I think this writer still his his panties in a wad over the Swiftboat Vets Ads. Until I read that paragraph, I was was giving this article a little credibility.
Not saying I don’t think Pickens isn’t planning on cashing in on some of the ridiculous alternative energy mandates the Left has in store for us.
Follow the money.
Actually, Pickens has been very up-front in stating that without subsidies, his plan makes no sense. So it is a raid on the treasury masquerading as an energy program, as far as I am concerned.
Why do we, as a country, want to invest in expensive technology when good, cheap, well developed energy sources are available in abundance and without subsidy, if we just lift the restrictions? This is madness!
The government should just get the Hell out of the way and let the markets take care of this. If Pickens can make a buck on CNG and windmills, he should. If he can't make a buck, he has no business doing it.
Oil is still the best energy source.
Personally, I’m putting a big-ass spinnacre on my minivan this morning. If you hear someone on I-95 screaming “tacking to starboard!”, you might want to watch out.
I think he is also buying up water from the indians in Oklahoma. Their water will now be used to create power for Texas.
This jumped out at me...
The author seems awfully sure of himself that natural gas is "nonrenewable", I'm not so sure, and I doubt, if questioned, that the author could provide a scientific defense of this.
And WHY are we importing for "foreign sources"? Because greenies use the gov't and the courts to stop domestic sources.
Hey, LA Times - TREES are a "renewable resource" and you watermelons don't want us to use those either.
Follow the money and where it will go.
T. Boone’s plan, like all plans to raid the Taxpayers’ pocketbooks, is not the best plan.
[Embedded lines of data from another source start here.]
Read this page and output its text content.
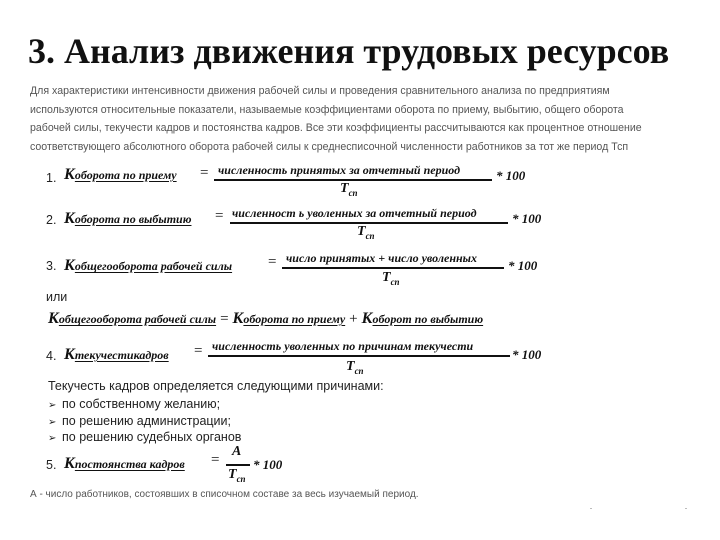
3. Анализ движения трудовых ресурсов
Для характеристики интенсивности движения рабочей силы и проведения сравнительного анализа по предприятиям
используются относительные показатели, называемые коэффициентами оборота по приему, выбытию, общего оборота
рабочей силы, текучести кадров и постоянства кадров. Все эти коэффициенты рассчитываются как процентное отношение
соответствующего абсолютного оборота рабочей силы к среднесписочной численности работников за тот же период Тсп
1. Коборота по приему = численность принятых за отчетный период
$Т_{сп}$
* 100
2. Коборота по выбытию = численност ь уволенных за отчетный период
$Т_{сп}$
* 100
3. Кобщегооборота рабочей силы = число принятых + число уволенных
$Т_{сп}$
* 100
или
Кобщегооборота рабочей силы = Коборота по приему + Коборот по выбытию
4. Ктекучестикадров = численность уволенных по причинам текучести
$Т_{сп}$
* 100
Текучесть кадров определяется следующими причинами:
➢ по собственному желанию;
➢ по решению администрации;
➢ по решению судебных органов
5. Кпостоянства кадров =
А
$Т_{сп}$
* 100
А - число работников, состоявших в списочном составе за весь изучаемый период.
http://www.smartmoney.com/invisiblehand/index.cfm?story=20080708-foreign-oil
Pickens seems to forget that, under that scenario, every city and town, every vacant lot, every green-space field, every abandoned industrial acre, would be covered many layers deep in now-junked gasoline cars and trucks. There's no way the "recycling infrastructure" would be able to handle that volume of junked cars. I wonder how "green" the environ-weenies will feel then, seeing sky-high piles of old cars -- rusting away, leaching fluids and heavy metals, providing habitats for untold trillions of mosquitoes, flies, and rats -- everywhere they go.